I quit working in the industry about ten years ago. In fact, I can barely comprehend the leaps and bounds that have been made in desktop publishing (do they even call it that now?) since then, all due to Apple. But, with the exception of a brief period in my life that is best not spoken of, I have continued to own Macs.

Today, I have two – a four year old iMac that does everything I need it to do except order out Chinese for lunch, and a Mac Pro laptop that is perfect except for the fact that it only comes in black and white. I do SO miss that bright Macintosh turquoise . . .

Why do I love Mac so much? Besides its beyond amazing user-friendliness and design cool? Because it's so ding dang reliable. No lie, my Mac has never, ever freaked out on me. Not through its own fault, anyway.

About a month ago, I was updating some software, when, upon restarting my machine, my computer wouldn't boot up.
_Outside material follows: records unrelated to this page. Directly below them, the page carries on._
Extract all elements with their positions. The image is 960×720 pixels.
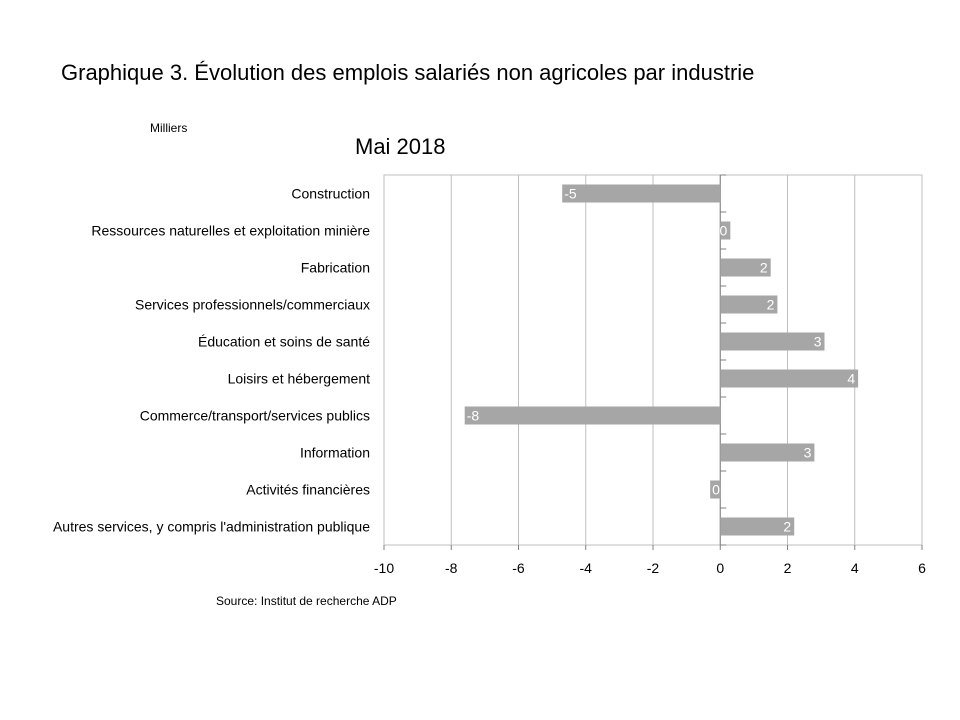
data-label: 2 [767,297,775,313]
category-label: Loisirs et hébergement [228,371,371,387]
data-label: 3 [804,445,812,461]
category-label: Activités financières [246,482,370,498]
data-label: -5 [564,186,577,202]
x-tick-label: 0 [716,560,724,576]
bar [720,443,815,462]
bar [720,332,825,351]
category-label: Construction [291,186,370,202]
unit-label: Milliers [150,121,188,135]
data-label: 3 [814,334,822,350]
bar [720,258,771,277]
bar [720,517,795,536]
source-note: Source: Institut de recherche ADP [216,594,397,608]
category-label: Services professionnels/commerciaux [135,297,370,313]
category-label: Ressources naturelles et exploitation mi… [91,223,370,239]
category-label: Éducation et soins de santé [198,334,370,350]
data-label: 0 [712,482,720,498]
bar [464,406,721,425]
category-label: Commerce/transport/services publics [140,408,370,424]
chart-title: Graphique 3. Évolution des emplois salar… [61,60,755,85]
data-label: 2 [760,260,768,276]
data-label: 0 [720,223,728,239]
category-label: Fabrication [301,260,370,276]
x-tick-label: -10 [374,560,394,576]
x-tick-label: -2 [647,560,660,576]
bar [720,221,731,240]
x-tick-label: 4 [851,560,859,576]
data-label: 2 [783,519,791,535]
bar [562,184,721,203]
bar [710,480,721,499]
x-tick-label: 6 [918,560,926,576]
bar [720,369,859,388]
category-label: Information [300,445,370,461]
data-label: -8 [467,408,480,424]
category-label: Autres services, y compris l'administrat… [53,519,370,535]
chart-subtitle: Mai 2018 [355,134,446,159]
data-label: 4 [847,371,855,387]
x-tick-label: -6 [512,560,525,576]
x-tick-label: 2 [784,560,792,576]
x-tick-label: -8 [445,560,458,576]
bar [720,295,778,314]
x-tick-label: -4 [580,560,593,576]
I called the Macintosh help line, gave them $50 over the phone and after an hour going back and forth with some dude who sounded like he was fresh from Kindergarten (Mac may rock, but their troubleshooting service most certainly DOES NOT!), I gave up and called Phill.

Without going into the exact details here of who Phill is and how I know him and all he has done for a living regarding Macintosh, suffice it to say Phill is one of perhaps only a handful of people in the universe who knows everything there is to know about Macintosh, inside out and backwards.

A couple hours later, Phill arrived on the scene like Superman at a robbery – ready to kick ass and take names and get me back up and running so I could spend the rest of my Sunday cruising celebrity gossip sites. I made him some coffee and removed myself to the living room so as to let his genius work in peace.

A half hour later, Phill ambled out of my office, scratching his head and mumbling to himself. Apparently, my computer recognized neither his start up software nor his external drive. Phill stumped? My stomach did a little flip. "But you can, you know, mess around some more and figure it out, right?"

Phill scratched his head and took a long, thoughtful sip of his coffee. "Uh, yeah. Maybe. I've never seen this happen before."

An hour later Phill was still stumped. By this time, I was in full on panic mode and permanently installed just beyond his left shoulder, staring at the blank gray screen of my Mac, silently willing it to scroll through its start up duties and emit that simple little "dong" that means all is right with the world.

"It's so ironic," I said, "All I was doing was updating Norton Utilities."

Phill whipped around and looked at me, "What did you say?" I told him again. You know, to check for viruses and all. S.B. is always doing it on his computer.

"But S.B. has a P.C.," said Phill. "You do not have to worry about viruses with Mac."

Apparently, for some reason known only to God and computer geeks, Norton Utilities really messes with Macs in this way. Repeat: it is a Norton, not a Mac, problem.

Not that I needed to know why. All I needed to know was, Phill knew immediately what to do and within another hour, I was back up and running. Dong.

I feel terrible about what I did. And even more terrible for losing faith in my Mac. After all, these computers were designed so that computer illiterate dorks like me simply had to plug in and plug away, not have a degree in Computer Science just to type a letter. I should trust that everything I need for a hassle free computer existence is already inside my machine. It is beautiful, no matter what the PC people say.